Tatsächlich gewannen die Weibchen meistens in Situationen, in denen das Männchen nicht in seinen besten Jahren war, also entweder älter als 30 Jahre oder jünger als 20. Konkurrenz unter männlichen Gorillas spielte eher eine untergeordnete Rolle, ebenso wie die Paarungsreife der Weibchen. Es kommt bei den Berggorillas also auf wesentlich mehr an als auf körperliche Überlegenheit.

“Alpha-Gorillas im besten Alter stehen im Mittelpunkt ihrer Gruppen, sie zeugen etwa 85 Prozent der Nachkommen und sie gewinnen fast alle Interaktionen mit Weibchen”, schreibt das Team. Sie sind also quasi unangreifbar. “Im Gegensatz dazu können Nicht-Alpha-Männchen, die nur begrenzte Kontrolle über die Fortpflanzung haben, sich den Weibchen unterordnen, um möglicherweise eine zukünftige Verbindung mit ihnen auszuhandeln und/oder ihre Vertreibung aus der Gruppe zu vermeiden.”

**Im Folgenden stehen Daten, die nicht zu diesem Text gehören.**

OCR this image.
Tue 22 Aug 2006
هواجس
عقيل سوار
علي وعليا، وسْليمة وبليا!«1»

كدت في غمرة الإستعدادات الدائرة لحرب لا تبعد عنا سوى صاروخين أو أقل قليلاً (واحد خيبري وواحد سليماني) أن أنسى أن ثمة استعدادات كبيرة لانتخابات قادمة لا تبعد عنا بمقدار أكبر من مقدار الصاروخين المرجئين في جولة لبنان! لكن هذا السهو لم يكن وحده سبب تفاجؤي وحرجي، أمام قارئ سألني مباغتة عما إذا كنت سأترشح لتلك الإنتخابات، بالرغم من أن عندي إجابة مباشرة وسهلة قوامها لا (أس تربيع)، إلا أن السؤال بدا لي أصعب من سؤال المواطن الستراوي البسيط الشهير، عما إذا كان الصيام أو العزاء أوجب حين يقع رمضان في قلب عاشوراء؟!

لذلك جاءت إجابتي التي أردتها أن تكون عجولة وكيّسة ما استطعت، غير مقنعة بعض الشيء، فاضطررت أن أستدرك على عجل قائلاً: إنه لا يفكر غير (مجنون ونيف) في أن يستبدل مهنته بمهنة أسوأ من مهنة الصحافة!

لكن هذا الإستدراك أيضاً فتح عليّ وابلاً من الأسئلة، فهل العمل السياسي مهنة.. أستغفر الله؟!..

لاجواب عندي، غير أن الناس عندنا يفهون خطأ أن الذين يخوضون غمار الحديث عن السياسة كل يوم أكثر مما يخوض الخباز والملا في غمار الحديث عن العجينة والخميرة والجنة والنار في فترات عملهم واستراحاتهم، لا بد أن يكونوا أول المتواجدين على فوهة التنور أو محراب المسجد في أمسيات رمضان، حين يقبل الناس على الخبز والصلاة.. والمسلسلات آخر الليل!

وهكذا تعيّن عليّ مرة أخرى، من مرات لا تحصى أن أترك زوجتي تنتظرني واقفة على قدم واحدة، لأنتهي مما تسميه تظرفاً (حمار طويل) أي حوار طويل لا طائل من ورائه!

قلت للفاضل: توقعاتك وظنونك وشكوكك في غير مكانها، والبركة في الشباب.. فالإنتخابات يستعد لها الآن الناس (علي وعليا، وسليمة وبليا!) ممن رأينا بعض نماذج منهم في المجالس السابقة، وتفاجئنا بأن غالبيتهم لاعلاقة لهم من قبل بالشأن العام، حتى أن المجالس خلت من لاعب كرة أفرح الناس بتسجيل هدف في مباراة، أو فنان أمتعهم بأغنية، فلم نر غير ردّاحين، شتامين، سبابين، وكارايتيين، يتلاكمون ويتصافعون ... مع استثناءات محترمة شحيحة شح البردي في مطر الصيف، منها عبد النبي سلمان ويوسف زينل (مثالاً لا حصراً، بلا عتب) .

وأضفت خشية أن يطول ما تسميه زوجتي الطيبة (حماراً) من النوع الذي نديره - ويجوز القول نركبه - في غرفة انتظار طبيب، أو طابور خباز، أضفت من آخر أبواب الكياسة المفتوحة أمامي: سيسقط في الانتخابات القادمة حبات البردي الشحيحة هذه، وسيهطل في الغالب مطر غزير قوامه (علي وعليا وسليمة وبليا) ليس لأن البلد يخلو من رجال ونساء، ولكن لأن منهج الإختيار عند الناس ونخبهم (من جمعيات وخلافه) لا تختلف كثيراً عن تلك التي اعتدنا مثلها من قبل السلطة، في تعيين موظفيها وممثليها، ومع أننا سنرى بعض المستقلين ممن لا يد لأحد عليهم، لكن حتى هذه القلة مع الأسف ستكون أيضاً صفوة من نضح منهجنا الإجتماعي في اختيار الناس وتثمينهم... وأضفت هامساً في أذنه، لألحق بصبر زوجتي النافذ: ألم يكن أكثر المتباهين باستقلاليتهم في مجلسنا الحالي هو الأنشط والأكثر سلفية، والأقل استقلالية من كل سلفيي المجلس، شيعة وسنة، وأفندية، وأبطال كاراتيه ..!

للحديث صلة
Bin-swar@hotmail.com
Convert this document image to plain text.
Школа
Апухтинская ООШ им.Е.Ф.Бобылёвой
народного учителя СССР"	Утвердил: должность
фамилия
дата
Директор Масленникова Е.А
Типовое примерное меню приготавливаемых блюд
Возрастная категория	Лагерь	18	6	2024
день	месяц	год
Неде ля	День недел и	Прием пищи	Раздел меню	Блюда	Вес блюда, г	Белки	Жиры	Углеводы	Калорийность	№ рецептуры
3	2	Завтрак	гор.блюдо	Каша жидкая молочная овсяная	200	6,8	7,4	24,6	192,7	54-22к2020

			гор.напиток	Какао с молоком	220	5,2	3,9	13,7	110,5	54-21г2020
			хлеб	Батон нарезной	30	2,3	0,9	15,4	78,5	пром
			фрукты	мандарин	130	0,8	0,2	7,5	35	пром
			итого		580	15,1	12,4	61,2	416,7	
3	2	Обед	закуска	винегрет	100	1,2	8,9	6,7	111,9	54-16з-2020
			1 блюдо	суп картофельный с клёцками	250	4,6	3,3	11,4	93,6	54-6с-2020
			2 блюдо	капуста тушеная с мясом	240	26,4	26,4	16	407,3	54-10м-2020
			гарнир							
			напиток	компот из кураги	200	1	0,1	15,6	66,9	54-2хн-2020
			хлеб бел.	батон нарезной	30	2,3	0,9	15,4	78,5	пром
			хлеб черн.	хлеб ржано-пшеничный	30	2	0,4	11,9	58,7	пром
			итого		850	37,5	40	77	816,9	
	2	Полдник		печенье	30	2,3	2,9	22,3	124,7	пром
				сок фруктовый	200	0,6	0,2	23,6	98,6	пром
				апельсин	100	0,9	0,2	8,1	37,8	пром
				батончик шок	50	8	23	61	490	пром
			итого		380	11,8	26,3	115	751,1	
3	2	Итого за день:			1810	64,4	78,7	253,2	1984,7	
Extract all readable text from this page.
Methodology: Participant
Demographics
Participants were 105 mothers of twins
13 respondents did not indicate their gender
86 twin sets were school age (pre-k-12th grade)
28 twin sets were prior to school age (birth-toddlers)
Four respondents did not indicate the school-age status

Verschiedene Arten von Menschenaffen haben durchaus unterschiedliche Geschlechterverhältnisse: Während bei Gewöhnlichen Schimpansen (Pan troglodytes) die Männchen dominieren, geben bei Bonobos (Pan paniscus) – auch Zwergschimpansen genannt – die Weibchen den Ton an.

Die Erkenntnisse zu Gorillas mit ihrem extrem ausgeprägten Größenunterschied zwischen den Geschlechtern lassen Rückschlüsse auf die Entwicklung der Rollenstrukturen unter Menschen zu. Der im Vergleich dazu moderate Größenunterschied zwischen Männern und Frauen sei allein keine ausreichende Bedingung, um die verbreiteten geschlechtsspezifischen Machtasymmetrien in menschlichen Gesellschaften zu erklären, heißt es. Wenn sich solche Strukturen nicht einmal bei unseren nächsten Verwandten durchgängig finden, so das Duo, sei das Patriarchat wohl eher kulturell bedingt.